Prevention of Domestic Violence in Lebanon; Engaging Men and Boys
As the war in Syria has descended into the world’s deadliest conflict, almost five million people have fled to surrounding countries.1 Protection concerns for over a million Syrian refugees in Lebanon continue to increase. Of 1,048,275 registered Syrian refugees in Lebanon as of March 2016, 80% are women or children.2 Continued displacement and lack of access to work and other coping mechanisms has led to a loss of hope amongst many men and resulted in frustration and negative coping mechanisms.3
In this context, many women have become increasingly vulnerable to domestic violence, and early marriage.4 A UNICEF survey carried out in 2016 revealed that child marriage among Syrian refugees in Lebanon had soared to 39 per cent compared to 13 per cent in pre-conflict Syria.5 The same survey indicated that attitudes towards acceptance of domestic violence are particularly high in the Akkar district of Northern Lebanon which borders neighbouring Syria, and is host to a large amount of Syrian refugees.6
Concern’s Engaging Men programme has a specific focus on preventing and alleviating sexual exploitation and GBV. This is done through dialogue on: concepts and practices of masculinity; the positive and negative use of male power; and education on how gender norms can affect men such that they are harmful to women but also to men and boys themselves.
The programme is based around a 12 week training course structure that uses activities and exercises to understand gender roles and gender relations, gender roles in action, cycles of violence, violence against women and sexual violence, non-violent communication and men as nurturers and caregivers.

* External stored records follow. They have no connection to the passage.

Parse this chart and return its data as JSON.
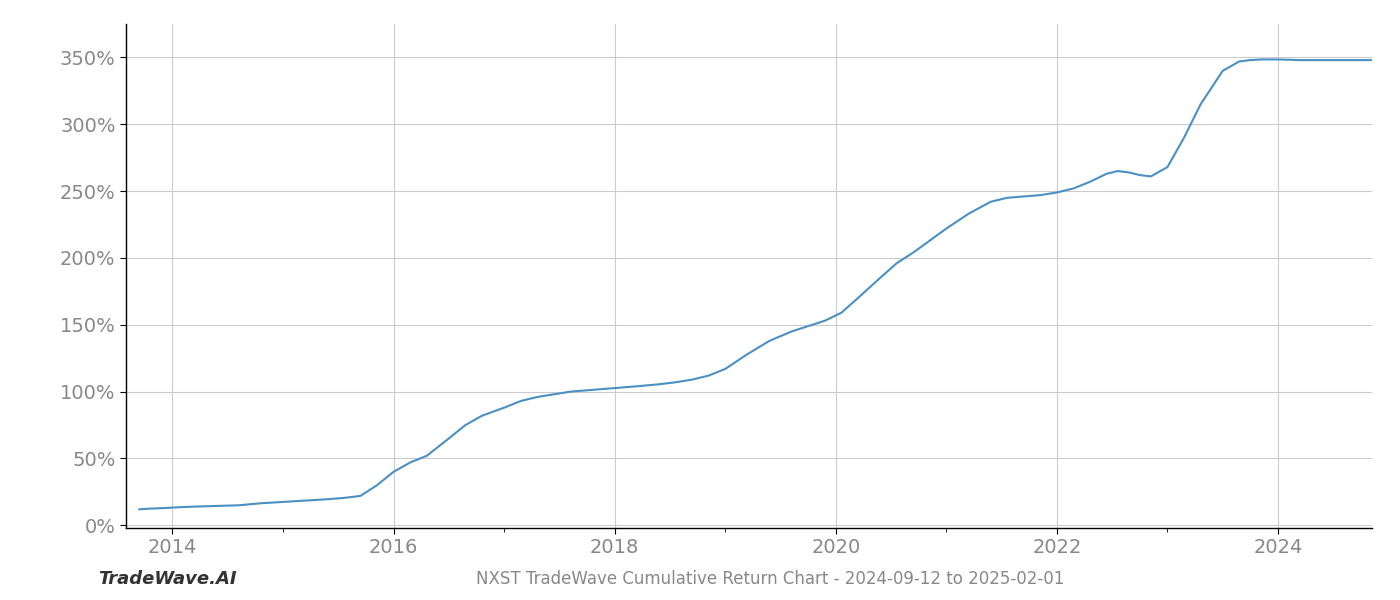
{
  "title": "NXST TradeWave Cumulative Return Chart - 2024-09-12 to 2025-02-01",
  "watermark": "TradeWave.AI",
  "line_color": "#4a90c4",
  "background_color": "#ffffff",
  "grid_color": "#cccccc",
  "xlim": [
    2013.58,
    2024.85
  ],
  "ylim": [
    -0.02,
    3.75
  ],
  "yticks": [
    0.0,
    0.5,
    1.0,
    1.5,
    2.0,
    2.5,
    3.0,
    3.5
  ],
  "xticks": [
    2014,
    2016,
    2018,
    2020,
    2022,
    2024
  ],
  "data_x": [
    2013.7,
    2013.8,
    2013.95,
    2014.05,
    2014.2,
    2014.4,
    2014.6,
    2014.8,
    2015.0,
    2015.2,
    2015.4,
    2015.55,
    2015.7,
    2015.85,
    2016.0,
    2016.15,
    2016.3,
    2016.5,
    2016.65,
    2016.8,
    2017.0,
    2017.15,
    2017.3,
    2017.45,
    2017.6,
    2017.75,
    2017.9,
    2018.05,
    2018.2,
    2018.4,
    2018.55,
    2018.7,
    2018.85,
    2019.0,
    2019.2,
    2019.4,
    2019.6,
    2019.75,
    2019.9,
    2020.05,
    2020.2,
    2020.4,
    2020.55,
    2020.7,
    2020.85,
    2021.0,
    2021.2,
    2021.4,
    2021.55,
    2021.7,
    2021.85,
    2022.0,
    2022.15,
    2022.3,
    2022.45,
    2022.55,
    2022.65,
    2022.75,
    2022.85,
    2023.0,
    2023.15,
    2023.3,
    2023.5,
    2023.65,
    2023.75,
    2023.85,
    2024.0,
    2024.2,
    2024.5,
    2024.85
  ],
  "data_y": [
    0.12,
    0.125,
    0.13,
    0.135,
    0.14,
    0.145,
    0.15,
    0.165,
    0.175,
    0.185,
    0.195,
    0.205,
    0.22,
    0.3,
    0.4,
    0.47,
    0.52,
    0.65,
    0.75,
    0.82,
    0.88,
    0.93,
    0.96,
    0.98,
    1.0,
    1.01,
    1.02,
    1.03,
    1.04,
    1.055,
    1.07,
    1.09,
    1.12,
    1.17,
    1.28,
    1.38,
    1.45,
    1.49,
    1.53,
    1.59,
    1.7,
    1.85,
    1.96,
    2.04,
    2.13,
    2.22,
    2.33,
    2.42,
    2.45,
    2.46,
    2.47,
    2.49,
    2.52,
    2.57,
    2.63,
    2.65,
    2.64,
    2.62,
    2.61,
    2.68,
    2.9,
    3.15,
    3.4,
    3.47,
    3.48,
    3.485,
    3.485,
    3.48,
    3.48,
    3.48
  ],
  "line_width": 1.5,
  "tick_color": "#888888",
  "tick_fontsize": 14,
  "title_fontsize": 12,
  "watermark_fontsize": 13,
  "spine_color": "#000000",
  "bottom_spine_color": "#000000"
}
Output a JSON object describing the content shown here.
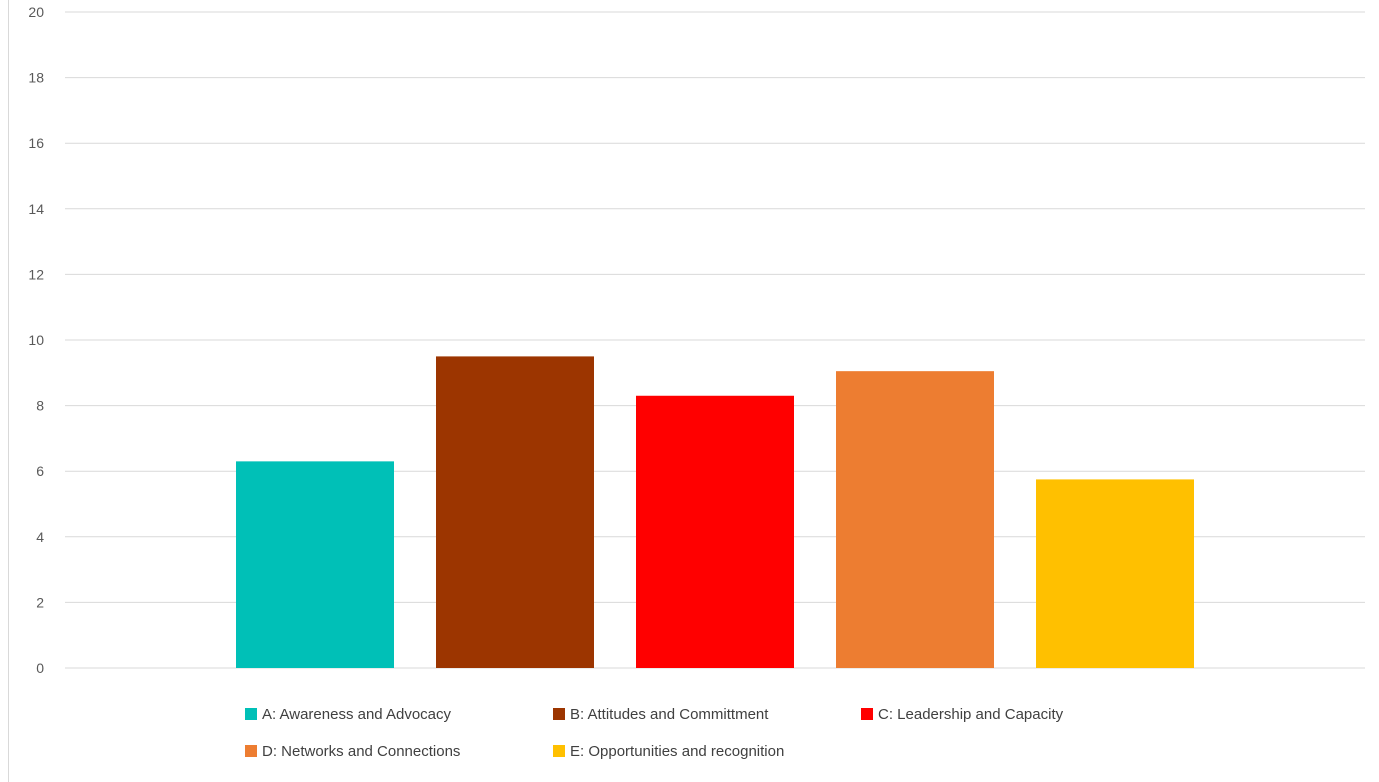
{
  "chart_data": {
    "type": "bar",
    "title": "",
    "xlabel": "",
    "ylabel": "",
    "categories": [
      "A: Awareness and Advocacy",
      "B: Attitudes and Committment",
      "C: Leadership and Capacity",
      "D: Networks and Connections",
      "E: Opportunities and recognition"
    ],
    "series": [
      {
        "values": [
          6.3,
          9.5,
          8.3,
          9.05,
          5.75
        ]
      }
    ],
    "colors": [
      "#00c0b7",
      "#9c3500",
      "#ff0000",
      "#ed7d31",
      "#ffc000"
    ],
    "ylim": [
      0,
      20
    ],
    "yticks": [
      "0",
      "2",
      "4",
      "6",
      "8",
      "10",
      "12",
      "14",
      "16",
      "18",
      "20"
    ],
    "grid": true,
    "gridColor": "#d9d9d9",
    "tickLabelColor": "#595959",
    "legend": {
      "position": "bottom",
      "items": [
        {
          "label": "A: Awareness and Advocacy",
          "color": "#00c0b7"
        },
        {
          "label": "B: Attitudes and Committment",
          "color": "#9c3500"
        },
        {
          "label": "C: Leadership and Capacity",
          "color": "#ff0000"
        },
        {
          "label": "D: Networks and Connections",
          "color": "#ed7d31"
        },
        {
          "label": "E: Opportunities and recognition",
          "color": "#ffc000"
        }
      ]
    }
  }
}
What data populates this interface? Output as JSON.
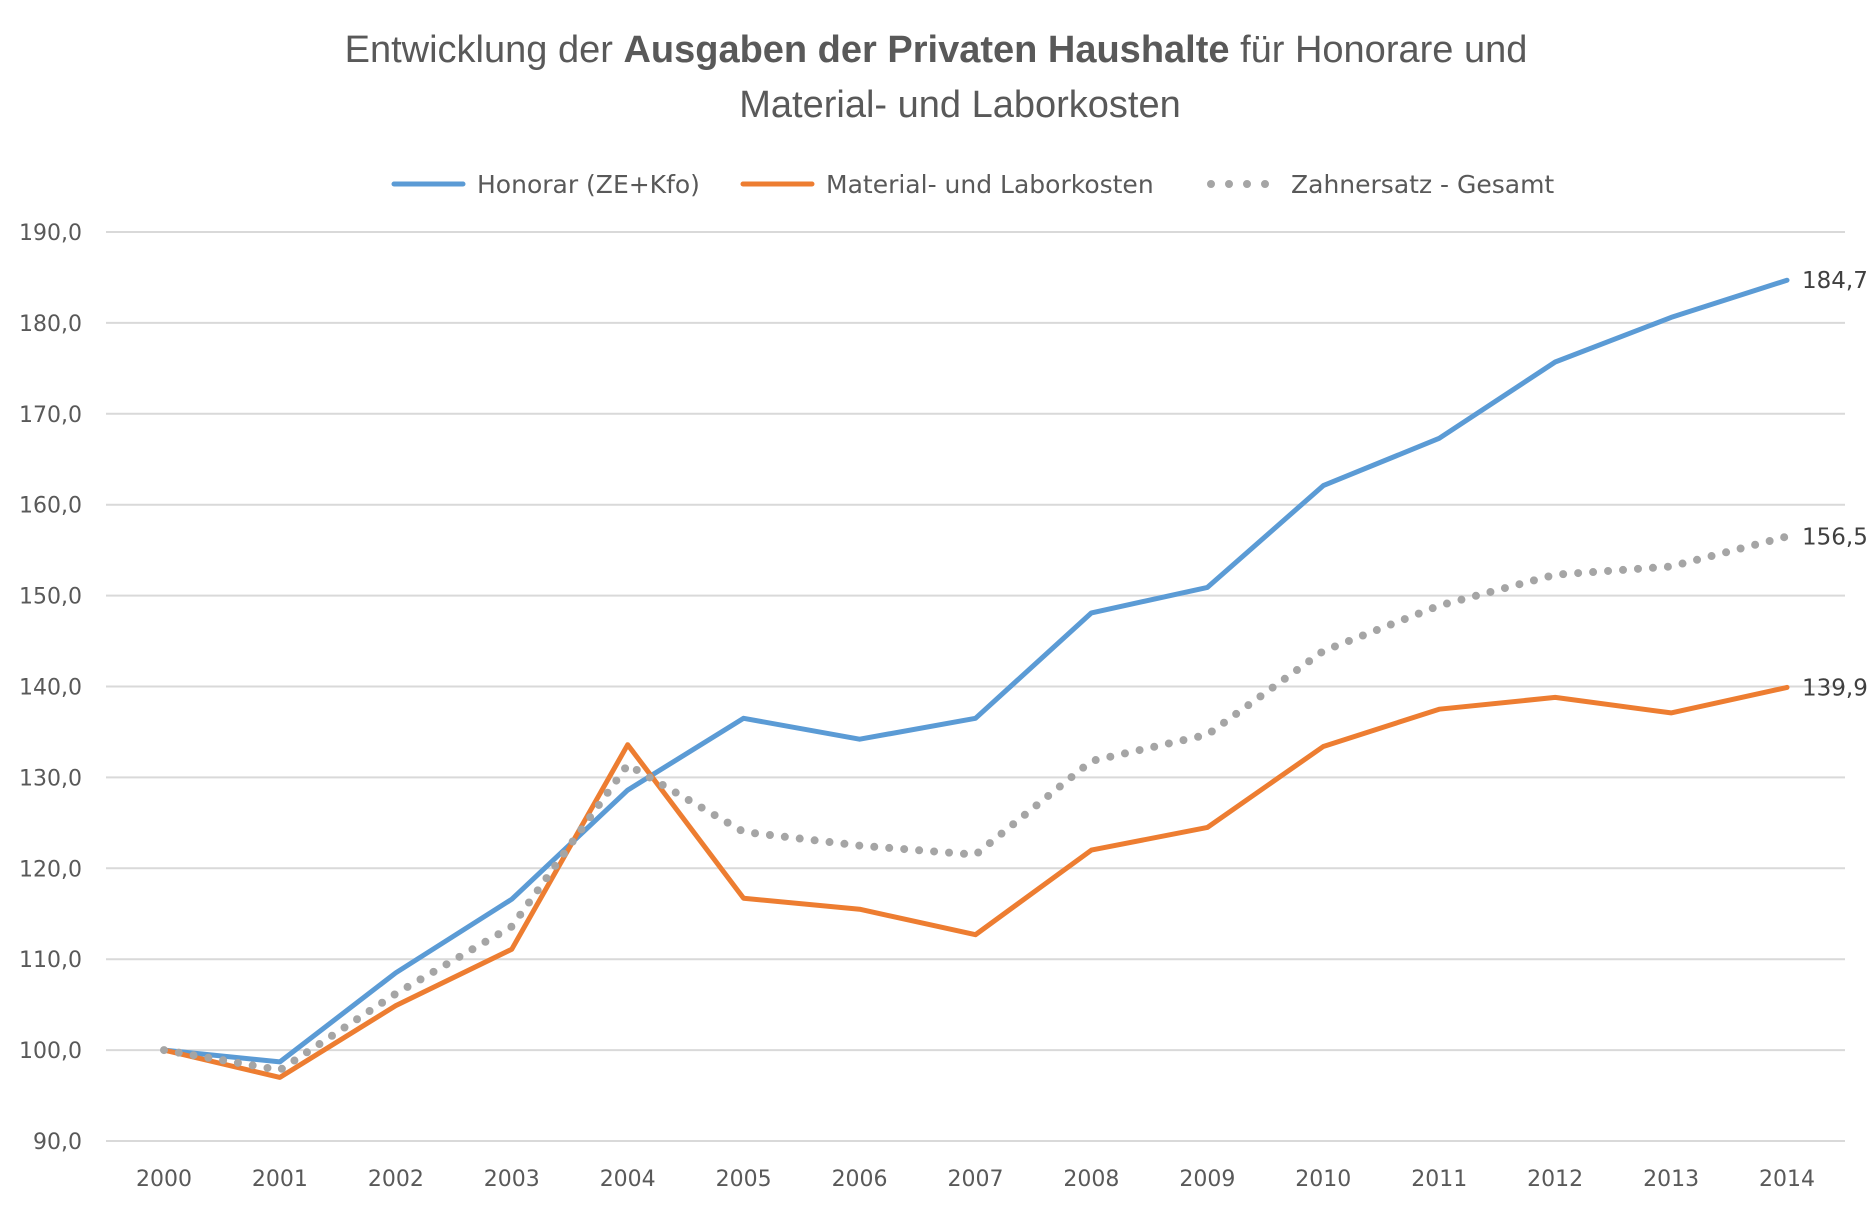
{
  "chart_data": {
    "type": "line",
    "title": {
      "line1_prefix": "Entwicklung der ",
      "line1_bold": "Ausgaben der Privaten Haushalte",
      "line1_suffix": " für Honorare und",
      "line2": "Material- und Laborkosten"
    },
    "xlabel": "",
    "ylabel": "",
    "ylim": [
      90,
      190
    ],
    "yticks": [
      90,
      100,
      110,
      120,
      130,
      140,
      150,
      160,
      170,
      180,
      190
    ],
    "ytick_labels": [
      "90,0",
      "100,0",
      "110,0",
      "120,0",
      "130,0",
      "140,0",
      "150,0",
      "160,0",
      "170,0",
      "180,0",
      "190,0"
    ],
    "categories": [
      "2000",
      "2001",
      "2002",
      "2003",
      "2004",
      "2005",
      "2006",
      "2007",
      "2008",
      "2009",
      "2010",
      "2011",
      "2012",
      "2013",
      "2014"
    ],
    "grid": true,
    "legend_position": "top",
    "series": [
      {
        "name": "Honorar (ZE+Kfo)",
        "color": "#5b9bd5",
        "style": "solid",
        "values": [
          100.0,
          98.7,
          108.5,
          116.6,
          128.6,
          136.5,
          134.2,
          136.5,
          148.1,
          150.9,
          162.1,
          167.3,
          175.7,
          180.6,
          184.7
        ],
        "end_label": "184,7"
      },
      {
        "name": "Material- und Laborkosten",
        "color": "#ed7d31",
        "style": "solid",
        "values": [
          100.0,
          97.0,
          104.9,
          111.1,
          133.6,
          116.7,
          115.5,
          112.7,
          122.0,
          124.5,
          133.4,
          137.5,
          138.8,
          137.1,
          139.9
        ],
        "end_label": "139,9"
      },
      {
        "name": "Zahnersatz - Gesamt",
        "color": "#a5a5a5",
        "style": "dotted",
        "values": [
          100.0,
          97.8,
          106.2,
          113.6,
          131.4,
          124.0,
          122.5,
          121.5,
          131.8,
          134.7,
          143.9,
          148.9,
          152.3,
          153.2,
          156.5
        ],
        "end_label": "156,5"
      }
    ]
  }
}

The programme employs a prevention-focused, community-based approach to help reduce GBV and build up overall community structures.
1 UNHCR (2016) Syrian Regional Refugee Response Portal: http://data.unhcr.org/syrianrefugees/regional.php
3 UNHCR (2015) Culture, Context and the Mental Health and Psychosocial Wellbeing of Syrians: A Review for Mental Health and Psychosocial Support staff working with Syrians Affected by Armed Conflict, p39
4 Amnesty International (2016) ‘I want a Safe Place’ Refugee Women from Syria Uprooted and Unprotected in Lebanon’, p41 & 50
5 UNICEF 2016) Baseline Survey. Available at: https://data.unhcr. org/syrianrefugees/download.php?id=11355
The 2016 evaluation of the Engaging Men programme highlighted a number of significant impacts including:
- The programme facilitated a safe emotional space for men to meet collectively to talk about their problems and to become more attuned and reflective about their relationships with their wives and children.
- Men reported it provided them with a reason and avenue to leave the house; it provided them with a chance to socialise, feel some sense of belonging and expand their social network; and offered some degree of relief from mounting psychological distress and pressure.
- Within their families, results indicated many men expressed greater empathy towards their wives and their needs and increased dialogue and positive time spent with children.
“Because of the rent situation, because of the pressure from the landlord, and because we and the children were hungry, he (Khadija’s husband) began to get depressed. He was shouting at us then he began the hitting, beating, arguing with me all the time….”
Kahdija, a mother of five boys and two girls, lives in a crowded informal settlement on the outskirts of Halba, in the Akkar province of Northern Lebanon. It contrasts sharply with the comfortable home she shared with her husband and their five children in Al Qusayr, about 35km south of Homs. They were forced to flee with their extended family to Lebanon three years ago. Since then, all their life savings have gone on rent for their temporary home. The family has undertaken severe debt, which has in turn created extremely tense conditions in her home.
Khadija and her husband enrolled in the workshop courses run by Concern. The sessions helped her understand what was happening in her family and she enjoyed the comradery with the participants. She said her husband’s mood improved after going to the sessions and the community project, which was built into the session, made him feel in control of his life again. She believes the programme has helped to improve relations with her husband. Kahdija says they sit down together to discuss their problems and try and talk things through unlike before.